El verano se termina en el sur. El paisaje parece querer decirnos algo, no sé si es un canto o un grito, algo muy hondo, algo que puede estremecernos. ¿No es lo sagrado que cada cierto tiempo nos visita y nos exige más de lo que podemos dar? Los volcanes majestuosos interpelan, son el monumento a inmemoriales erupciones y temblores cataclísmicos, a catástrofes que destruyeron y crearon nuevos mundos. Ellos tal vez fueron testigos de continentes hoy sumergidos, de bosques encantados, con habitantes con otro nivel de conciencia.
Paseamos dentro de un campo cerca de Puerto Octay, por un bosque de laureles gigantescos, sobrevivientes de las talas sin fin, de las quemas, de la piromanía chilena, de ese odio a la belleza y a los árboles casi atávico, quizás por temor, por miedo a reconocer nuestras propias cimas y simas. El verano se acaba. Los niños recogen pequeñas manzanas ácidas y les dan de comer a los caballos; dejaron sus dispositivos abandonados en las piezas de la vieja casa. Los fantasmas de la vieja casa observan con perplejidad las nuevas máquinas que los han separado de los hombres, que han roto el diálogo ininterrumpido entre vivos y muertos, que requiere un silencio que ya no existe.
Este paisaje es más potente que la técnica, le ofrece una resistencia que ya no se da en las grandes ciudades, donde todos nos hemos convertido en zombies, hechizados por una magia que destruye nuestros vínculos, que nos hace creernos dioses cuando en verdad somos esclavos.
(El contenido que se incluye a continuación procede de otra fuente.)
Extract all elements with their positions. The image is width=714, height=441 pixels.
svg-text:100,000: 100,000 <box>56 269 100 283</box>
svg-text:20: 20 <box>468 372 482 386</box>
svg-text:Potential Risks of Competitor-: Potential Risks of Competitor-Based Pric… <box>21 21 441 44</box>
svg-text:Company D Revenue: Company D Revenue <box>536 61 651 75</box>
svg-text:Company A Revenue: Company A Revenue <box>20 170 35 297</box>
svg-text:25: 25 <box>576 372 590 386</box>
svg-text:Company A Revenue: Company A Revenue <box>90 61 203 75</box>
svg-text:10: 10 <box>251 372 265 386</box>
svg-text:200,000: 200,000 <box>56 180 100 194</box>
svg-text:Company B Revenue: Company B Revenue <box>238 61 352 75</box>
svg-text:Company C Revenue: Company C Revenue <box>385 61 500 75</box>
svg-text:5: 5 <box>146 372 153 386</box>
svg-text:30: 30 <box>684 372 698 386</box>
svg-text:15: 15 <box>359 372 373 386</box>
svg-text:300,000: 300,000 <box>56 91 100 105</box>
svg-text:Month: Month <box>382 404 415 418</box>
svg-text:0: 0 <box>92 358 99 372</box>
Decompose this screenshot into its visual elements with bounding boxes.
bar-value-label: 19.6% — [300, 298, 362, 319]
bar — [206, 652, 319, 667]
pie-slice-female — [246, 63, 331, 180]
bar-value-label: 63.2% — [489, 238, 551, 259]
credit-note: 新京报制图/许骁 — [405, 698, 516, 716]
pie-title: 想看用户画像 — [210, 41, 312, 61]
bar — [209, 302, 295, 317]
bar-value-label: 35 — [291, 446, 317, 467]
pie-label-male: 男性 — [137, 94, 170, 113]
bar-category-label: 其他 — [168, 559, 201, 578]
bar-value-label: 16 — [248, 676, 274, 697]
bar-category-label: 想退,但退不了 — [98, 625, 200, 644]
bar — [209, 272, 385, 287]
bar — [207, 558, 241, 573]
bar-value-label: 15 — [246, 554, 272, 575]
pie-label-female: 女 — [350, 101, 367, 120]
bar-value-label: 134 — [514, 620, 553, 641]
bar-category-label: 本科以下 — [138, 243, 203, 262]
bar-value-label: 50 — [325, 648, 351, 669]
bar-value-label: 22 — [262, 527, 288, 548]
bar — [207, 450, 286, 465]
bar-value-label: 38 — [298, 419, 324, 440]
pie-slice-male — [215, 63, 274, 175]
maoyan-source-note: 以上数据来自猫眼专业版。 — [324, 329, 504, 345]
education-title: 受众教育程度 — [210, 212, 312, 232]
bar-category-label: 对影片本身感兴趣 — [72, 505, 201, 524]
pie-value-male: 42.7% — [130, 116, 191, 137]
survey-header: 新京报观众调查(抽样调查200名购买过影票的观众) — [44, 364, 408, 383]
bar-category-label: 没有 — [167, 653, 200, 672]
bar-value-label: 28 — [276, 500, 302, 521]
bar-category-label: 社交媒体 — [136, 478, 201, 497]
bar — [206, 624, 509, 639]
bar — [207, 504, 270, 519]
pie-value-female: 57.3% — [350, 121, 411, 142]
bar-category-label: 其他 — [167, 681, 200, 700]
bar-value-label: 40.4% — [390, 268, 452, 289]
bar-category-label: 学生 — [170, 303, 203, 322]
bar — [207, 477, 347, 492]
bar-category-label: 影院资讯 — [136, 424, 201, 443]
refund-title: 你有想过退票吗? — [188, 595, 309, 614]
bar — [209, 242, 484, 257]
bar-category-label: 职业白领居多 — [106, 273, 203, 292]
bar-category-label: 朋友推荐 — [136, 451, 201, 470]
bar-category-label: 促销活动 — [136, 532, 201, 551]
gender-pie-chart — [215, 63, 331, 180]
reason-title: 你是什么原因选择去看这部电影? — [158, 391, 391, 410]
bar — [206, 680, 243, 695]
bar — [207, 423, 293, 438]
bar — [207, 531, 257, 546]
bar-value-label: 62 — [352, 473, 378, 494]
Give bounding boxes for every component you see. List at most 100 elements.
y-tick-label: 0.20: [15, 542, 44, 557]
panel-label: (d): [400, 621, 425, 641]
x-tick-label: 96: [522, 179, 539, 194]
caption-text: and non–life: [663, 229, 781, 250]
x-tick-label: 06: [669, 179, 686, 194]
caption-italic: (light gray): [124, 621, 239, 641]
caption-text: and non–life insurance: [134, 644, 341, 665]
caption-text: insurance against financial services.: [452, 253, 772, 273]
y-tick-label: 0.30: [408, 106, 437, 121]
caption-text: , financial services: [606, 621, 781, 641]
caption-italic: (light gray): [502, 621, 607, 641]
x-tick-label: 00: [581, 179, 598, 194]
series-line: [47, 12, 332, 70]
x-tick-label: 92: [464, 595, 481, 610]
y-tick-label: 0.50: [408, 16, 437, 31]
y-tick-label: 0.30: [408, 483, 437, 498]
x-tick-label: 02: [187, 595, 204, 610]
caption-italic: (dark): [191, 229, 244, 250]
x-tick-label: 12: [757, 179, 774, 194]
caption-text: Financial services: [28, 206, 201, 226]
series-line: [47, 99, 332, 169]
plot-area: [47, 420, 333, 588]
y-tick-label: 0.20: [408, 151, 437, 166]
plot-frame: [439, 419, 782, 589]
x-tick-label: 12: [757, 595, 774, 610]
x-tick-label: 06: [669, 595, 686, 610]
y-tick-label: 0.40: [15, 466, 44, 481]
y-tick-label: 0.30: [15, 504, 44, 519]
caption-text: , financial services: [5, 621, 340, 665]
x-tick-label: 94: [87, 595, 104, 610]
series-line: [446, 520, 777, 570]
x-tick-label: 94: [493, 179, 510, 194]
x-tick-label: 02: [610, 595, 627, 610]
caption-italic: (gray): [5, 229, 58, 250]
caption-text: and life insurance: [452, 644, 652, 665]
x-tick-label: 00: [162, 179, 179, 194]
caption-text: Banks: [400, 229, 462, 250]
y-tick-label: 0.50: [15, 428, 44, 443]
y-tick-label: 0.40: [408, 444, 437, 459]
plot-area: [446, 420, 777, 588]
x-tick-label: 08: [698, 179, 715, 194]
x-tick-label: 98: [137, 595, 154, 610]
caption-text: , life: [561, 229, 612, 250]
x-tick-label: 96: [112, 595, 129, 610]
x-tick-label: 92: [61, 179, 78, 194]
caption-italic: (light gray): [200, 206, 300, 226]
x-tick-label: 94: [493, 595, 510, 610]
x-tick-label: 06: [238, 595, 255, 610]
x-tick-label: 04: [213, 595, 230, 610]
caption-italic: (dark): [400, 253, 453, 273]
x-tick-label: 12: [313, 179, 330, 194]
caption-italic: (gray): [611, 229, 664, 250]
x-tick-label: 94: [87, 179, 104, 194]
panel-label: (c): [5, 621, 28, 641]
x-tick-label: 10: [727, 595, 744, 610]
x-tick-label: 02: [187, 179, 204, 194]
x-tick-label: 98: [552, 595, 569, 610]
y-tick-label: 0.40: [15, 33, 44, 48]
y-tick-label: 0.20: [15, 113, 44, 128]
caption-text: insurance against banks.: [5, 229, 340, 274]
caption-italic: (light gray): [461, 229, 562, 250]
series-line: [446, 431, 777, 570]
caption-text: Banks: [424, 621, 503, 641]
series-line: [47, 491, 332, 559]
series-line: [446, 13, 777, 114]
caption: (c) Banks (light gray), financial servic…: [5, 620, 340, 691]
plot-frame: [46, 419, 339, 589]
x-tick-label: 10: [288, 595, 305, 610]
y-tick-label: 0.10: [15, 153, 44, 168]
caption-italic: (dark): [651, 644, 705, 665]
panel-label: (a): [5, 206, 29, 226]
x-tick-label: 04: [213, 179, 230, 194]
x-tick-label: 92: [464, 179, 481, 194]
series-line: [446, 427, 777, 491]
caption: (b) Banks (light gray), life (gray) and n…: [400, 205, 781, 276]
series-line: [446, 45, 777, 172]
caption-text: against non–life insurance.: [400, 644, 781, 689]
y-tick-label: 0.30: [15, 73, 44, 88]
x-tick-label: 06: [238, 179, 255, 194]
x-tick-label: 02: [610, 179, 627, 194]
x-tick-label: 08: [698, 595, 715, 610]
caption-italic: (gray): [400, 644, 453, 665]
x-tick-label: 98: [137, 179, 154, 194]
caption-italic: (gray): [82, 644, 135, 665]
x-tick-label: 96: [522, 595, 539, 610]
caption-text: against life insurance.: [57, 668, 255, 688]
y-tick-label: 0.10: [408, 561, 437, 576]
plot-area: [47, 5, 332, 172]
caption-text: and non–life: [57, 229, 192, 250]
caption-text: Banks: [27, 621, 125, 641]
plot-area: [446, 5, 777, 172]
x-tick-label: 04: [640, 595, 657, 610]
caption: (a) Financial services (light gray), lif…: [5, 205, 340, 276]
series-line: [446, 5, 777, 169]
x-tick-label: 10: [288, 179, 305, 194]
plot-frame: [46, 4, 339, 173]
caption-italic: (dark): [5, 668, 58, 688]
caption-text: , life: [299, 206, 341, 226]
El viento agita las frondas de los árboles que nos hablan. Un niño abraza instintivamente uno y dice que el musgo es la barba de ese abuelo con raíces. “Con la razón apenas/ con los dedos...”, vamos tocando la superficie del tiempo hecho corteza, los hongos palpitan en la tierra y el aire; algo vivo nos acuna dentro del templo de madera. Vamos como ciegos y sordos, reconociendo de a poco los eslabones perdidos. Luego nos bañaremos en una orilla de lago y recuperaremos nuestros verdaderos nombres, como en un bautizo. ¿Quiénes somos? ¿Adónde vamos? El Sur es un inmenso llamado que no termina, el paisaje le pide al hombre estar a la altura: se necesitan exploradores, pioneros del Paraíso Perdido. Chile es un pedazo de paraíso que quedó abandonado en el fin del mundo, un paraíso a la deriva, como los icebergs que flotan arrancados de cuajo a la totalidad dañada.
Nos encontramos a la salida del bosque con una familia norteamericana, de un grupo religioso cristiano que llegó acá después de un largo periplo a través de América. Viven fuera del sistema: cultivan sus propios alimentos, educan a los hijos que corren entre cabras y ovejas, como personajes bíblicos. La dulzura y calidez con que nos reciben contrasta con un cierto presagio apocalíptico que flota en sus miradas transparentes. Pienso en los alemanes que llegaron aquí hace tiempo a desbrozar la selva y a construir un mundo. Pienso en la conversación interrumpida entre los primeros habitantes y el paisaje, conversación que no alcanzó a dar todos sus frutos.
Los dispositivos digitales se descargan en las piezas de la casa de madera. ¿Y si no los cargamos de nuevo? Ellos todavía dependen de nosotros... ¿pero cuándo seremos nosotros los que ya no tendremos ni energía ni alma para salir a conversar con el viento? Nuestros anfitriones se esmeran en atendernos, ellos recibieron la posta de la vieja hospitalidad sureña: es el arte de la hospitalidad lo que distingue a los pueblos civilizados de los bárbaros y los monstruos.
El verano se acaba, pero depende de nosotros recoger o no el llamado que el sur nos hace una y otra vez. ¿Nos olvidaremos de estas aguas abundantes cuando nos devaste la sed? ¿Dejaremos de practicar la hospitalidad con los otros, que requiere tiempo, atención, presencia? El verano se acaba, nos hacemos la promesa de regresar en otoño a recoger más manzanas y más signos. Pero, ¿todavía será posible regresar?